Native Anthropic path

Anthropic is not just "via OpenRouter" anymore.

When provider resolution selects anthropic, Hermes uses:

  • api_mode = anthropic_messages
  • the native Anthropic Messages API
  • agent/anthropic_adapter.py for translation

Credential resolution for native Anthropic now prefers refreshable Claude Code credentials over copied env tokens when both are present. In practice that means:

  • Claude Code credential files are treated as the preferred source when they include refreshable auth
  • manual ANTHROPIC_TOKEN / CLAUDE_CODE_OAUTH_TOKEN values still work as explicit overrides
  • Hermes preflights Anthropic credential refresh before native Messages API calls
  • Hermes still retries once on a 401 after rebuilding the Anthropic client, as a fallback path

OpenAI Codex path

Codex uses a separate Responses API path:

  • api_mode = codex_responses
  • dedicated credential resolution and auth store support

Auxiliary model routing

Auxiliary tasks such as:

  • vision
  • web extraction summarization
  • context compression summaries
  • session search summarization
  • skills hub operations
  • MCP helper operations
  • memory flushes

can use their own provider/model routing rather than the main conversational model.

When an auxiliary task is configured with provider main, Hermes resolves that through the same shared runtime path as normal chat.
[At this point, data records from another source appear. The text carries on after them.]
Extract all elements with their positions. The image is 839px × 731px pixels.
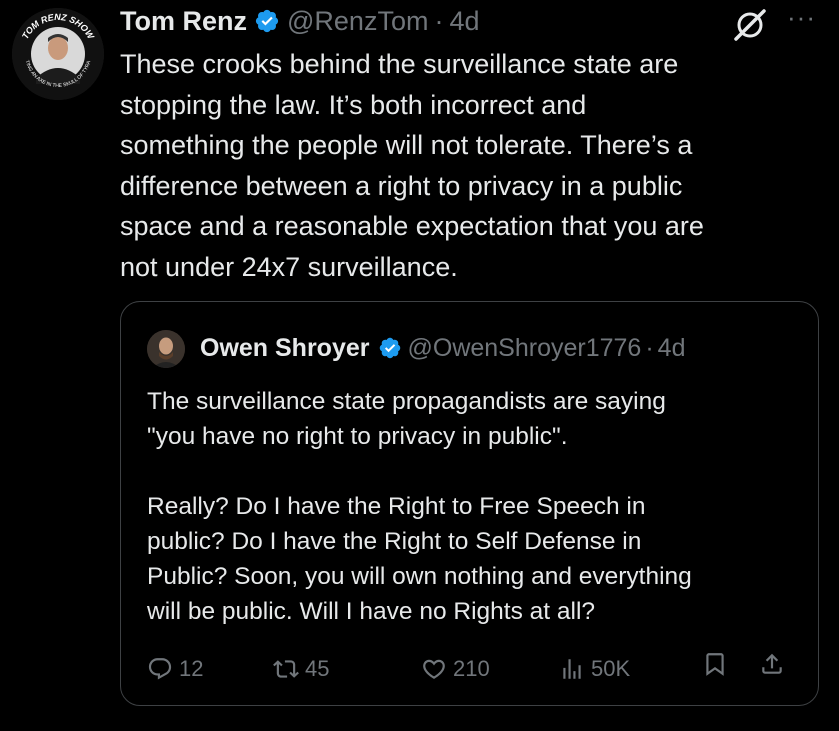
views-count: 50K [591, 656, 631, 681]
views-icon [563, 659, 581, 679]
tweet-timestamp[interactable]: 4d [449, 4, 479, 38]
views-button[interactable]: 50K [559, 651, 630, 687]
bookmark-button[interactable] [702, 651, 734, 677]
more-icon[interactable]: ··· [787, 2, 816, 33]
tweet-header: Tom Renz @RenzTom · 4d [120, 4, 480, 38]
quote-text: The surveillance state propagandists are… [147, 388, 692, 625]
bookmark-icon [706, 653, 724, 676]
author-avatar[interactable]: TOM RENZ SHOW PUTTING AN AXE IN THE SKUL… [12, 8, 104, 100]
like-icon [423, 659, 445, 679]
share-button[interactable] [759, 651, 791, 677]
avatar-image: TOM RENZ SHOW PUTTING AN AXE IN THE SKUL… [12, 8, 104, 100]
author-handle[interactable]: @RenzTom [287, 4, 428, 38]
author-name[interactable]: Tom Renz [120, 4, 247, 38]
quote-avatar-image [147, 330, 185, 368]
header-separator: · [434, 6, 444, 36]
quote-timestamp[interactable]: 4d [658, 332, 686, 364]
repost-button[interactable]: 45 [273, 651, 329, 687]
verified-badge-icon [255, 9, 279, 33]
quote-header-separator: · [645, 334, 654, 362]
quote-header: Owen Shroyer @OwenShroyer1776 · 4d [200, 332, 685, 364]
tweet-text: These crooks behind the surveillance sta… [120, 49, 704, 282]
reply-icon [148, 658, 172, 680]
action-bar: 12 45 210 50K [147, 651, 797, 687]
quoted-tweet[interactable]: Owen Shroyer @OwenShroyer1776 · 4d The s… [120, 301, 819, 706]
reply-button[interactable]: 12 [147, 651, 203, 687]
reply-count: 12 [179, 656, 204, 681]
verified-badge-icon [379, 337, 400, 359]
repost-count: 45 [305, 656, 330, 681]
share-icon [762, 653, 782, 674]
like-count: 210 [453, 656, 490, 681]
grok-icon[interactable] [731, 8, 769, 42]
quote-author-avatar[interactable] [147, 330, 185, 368]
repost-icon [273, 660, 299, 678]
like-button[interactable]: 210 [421, 651, 490, 687]
quote-author-handle[interactable]: @OwenShroyer1776 [408, 332, 642, 364]
quote-author-name[interactable]: Owen Shroyer [200, 332, 370, 364]
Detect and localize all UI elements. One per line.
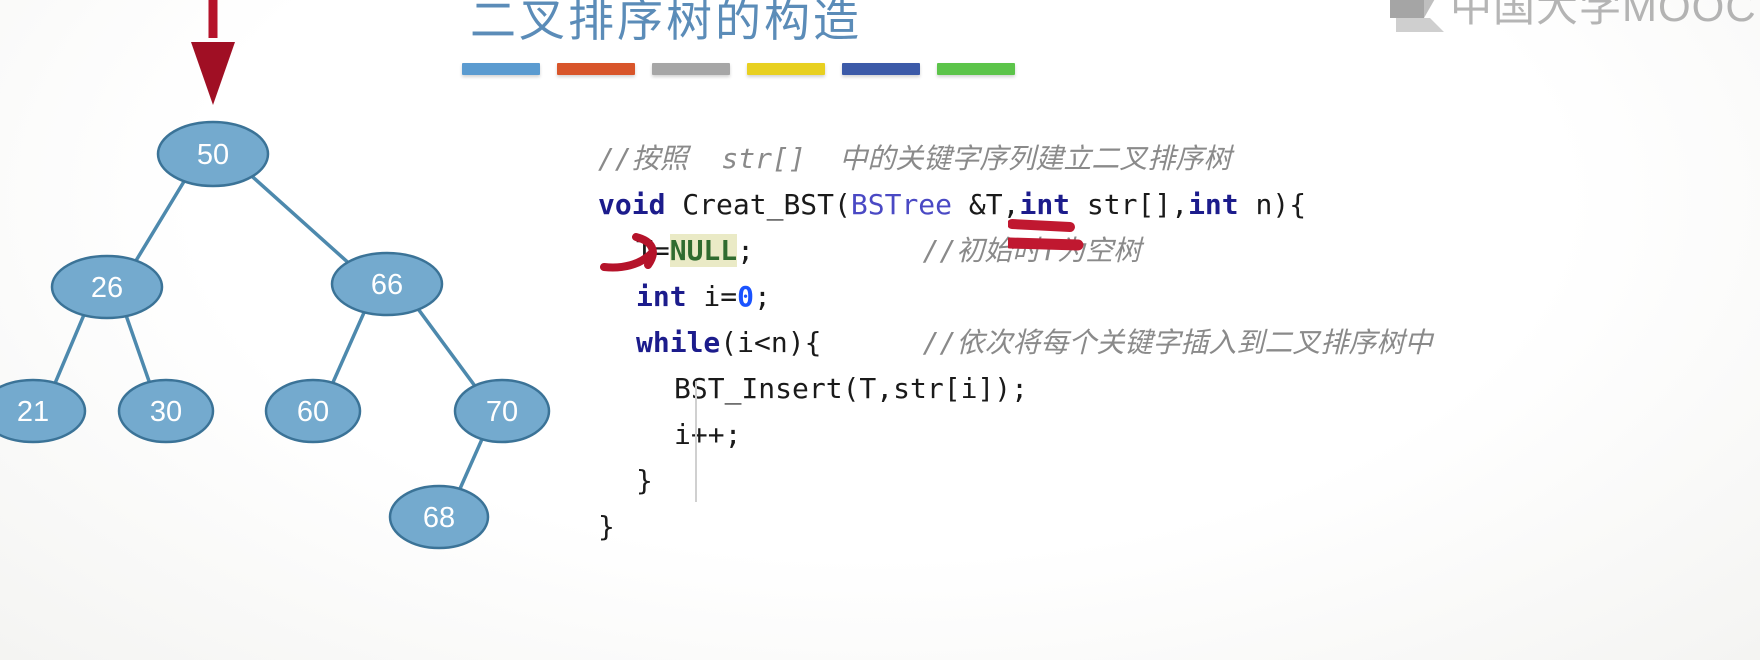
- right-arrow-annotation: [600, 233, 657, 272]
- tree-edge: [330, 308, 368, 386]
- mooc-watermark: 中国大学MOOC: [1390, 0, 1757, 32]
- tree-node-26: 26: [50, 254, 164, 320]
- code-token-lit: 0: [737, 280, 755, 313]
- rule-bar-4: [747, 63, 825, 75]
- code-token-plain: i=: [686, 280, 738, 313]
- rule-bar-5: [842, 63, 920, 75]
- tree-node-label: 60: [297, 396, 329, 428]
- tree-node-label: 66: [371, 269, 403, 301]
- cube-logo-icon: [1390, 0, 1444, 32]
- code-token-plain: i++;: [674, 418, 742, 451]
- code-block: //按照 str[] 中的关键字序列建立二叉排序树 void Creat_BST(…: [598, 136, 1432, 550]
- code-line: while(i<n){ //依次将每个关键字插入到二叉排序树中: [598, 320, 1432, 366]
- tree-node-50: 50: [156, 120, 270, 188]
- code-line: int i=0;: [598, 274, 1432, 320]
- tree-node-label: 68: [423, 502, 455, 534]
- tree-edge: [52, 311, 87, 386]
- tree-node-30: 30: [117, 378, 215, 444]
- code-token-plain: BST_Insert(T,str[i]);: [674, 372, 1029, 405]
- bst-tree-diagram: 50 26 66 21 30 60 70 68: [0, 0, 600, 660]
- tree-edge: [246, 170, 353, 268]
- code-token-plain: }: [598, 510, 615, 543]
- code-token-kw: int: [636, 280, 687, 313]
- code-token-plain: n){: [1238, 188, 1307, 221]
- tree-edge: [457, 435, 485, 492]
- tree-node-21: 21: [0, 378, 87, 444]
- double-underline-annotation: [1008, 219, 1084, 251]
- tree-edge: [123, 313, 152, 385]
- tree-node-68: 68: [388, 484, 490, 550]
- code-token-kw: while: [636, 326, 721, 359]
- code-token-plain: Creat_BST(: [665, 188, 851, 221]
- code-line: //按照 str[] 中的关键字序列建立二叉排序树: [598, 136, 1432, 182]
- tree-node-70: 70: [453, 378, 551, 444]
- code-token-plain: ;: [754, 280, 771, 313]
- code-token-kw: int: [1188, 188, 1239, 221]
- code-token-plain: (i<n){: [720, 326, 822, 359]
- code-token-type2: BSTree: [850, 188, 953, 221]
- code-token-plain: ;: [737, 234, 755, 267]
- tree-edge: [414, 304, 479, 390]
- tree-edge: [132, 176, 188, 265]
- tree-node-label: 30: [150, 396, 182, 428]
- code-token-plain: }: [636, 464, 653, 497]
- tree-edges: [52, 170, 485, 492]
- code-token-cmt: //按照 str[] 中的关键字序列建立二叉排序树: [598, 142, 1232, 175]
- tree-node-60: 60: [264, 378, 362, 444]
- tree-node-label: 70: [486, 396, 518, 428]
- slide-canvas: 中国大学MOOC 二叉排序树的构造 50 26 66 21 30 60 70 68 //按照 …: [0, 0, 1760, 660]
- bst-tree-svg: 50 26 66 21 30 60 70 68: [0, 120, 551, 550]
- code-line: i++;: [598, 412, 1432, 458]
- code-line: }: [598, 504, 1432, 550]
- watermark-text: 中国大学MOOC: [1450, 0, 1757, 30]
- code-token-cmt: //依次将每个关键字插入到二叉排序树中: [922, 326, 1433, 359]
- tree-node-label: 21: [17, 396, 49, 428]
- rule-bar-6: [937, 63, 1015, 75]
- tree-node-label: 26: [91, 272, 123, 304]
- tree-node-66: 66: [330, 251, 444, 317]
- code-line: BST_Insert(T,str[i]);: [598, 366, 1432, 412]
- rule-bar-3: [652, 63, 730, 75]
- tree-node-label: 50: [197, 139, 229, 171]
- code-token-kw: void: [598, 188, 666, 221]
- down-arrow-annotation: [191, 0, 235, 105]
- code-indent-guide: [695, 381, 697, 502]
- tree-nodes: 50 26 66 21 30 60 70 68: [0, 120, 551, 550]
- code-line: }: [598, 458, 1432, 504]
In practice that means:

  • env-driven custom endpoints still work
  • custom endpoints saved via hermes model / config.yaml also work
  • auxiliary routing can tell the difference between a real saved custom endpoint and the OpenRouter fallback

Fallback models

Hermes supports a configured fallback model/provider pair, allowing runtime failover when the primary model encounters errors.

How it works internally

  1. Storage: AIAgent.__init__ stores the fallback_model dict and sets _fallback_activated = False.

  2. Trigger points: _try_activate_fallback() is called from three places in the main retry loop in run_agent.py:

    • After max retries on invalid API responses (None choices, missing content)
    • On non-retryable client errors (HTTP 401, 403, 404)
    • After max retries on transient errors (HTTP 429, 500, 502, 503)
  3. Activation flow (_try_activate_fallback):

    • Returns False immediately if already activated or not configured
    • Calls resolve_provider_client() from auxiliary_client.py to build a new client with proper auth
    • Determines api_mode: codex_responses for openai-codex, anthropic_messages for anthropic, chat_completions for everything else
    • Swaps in-place: self.model, self.provider, self.base_url, self.api_mode, self.client, self._client_kwargs
    • For anthropic fallback: builds a native Anthropic client instead of OpenAI-compatible
    • Re-evaluates prompt caching (enabled for Claude models on OpenRouter)
    • Sets _fallback_activated = True — prevents firing again
    • Resets retry count to 0 and continues the loop
  4. Config flow:

    • CLI: cli.py reads CLI_CONFIG["fallback_model"] → passes to AIAgent(fallback_model=...)
    • Gateway: gateway/run.py._load_fallback_model() reads config.yaml → passes to AIAgent
    • Validation: both provider and model keys must be non-empty, or fallback is disabled

What does NOT support fallback

  • Subagent delegation (tools/delegate_tool.py): subagents inherit the parent's provider but not the fallback config
  • Auxiliary tasks: use their own independent provider auto-detection chain (see Auxiliary model routing above)

Cron jobs do support fallback: run_job() reads fallback_providers (or legacy fallback_model) from config.yaml and passes it to AIAgent(fallback_model=...), matching the gateway's _load_fallback_model() pattern. See Cron Internals.

Test coverage

See tests/test_fallback_model.py for comprehensive tests covering all supported providers, one-shot semantics, and edge cases.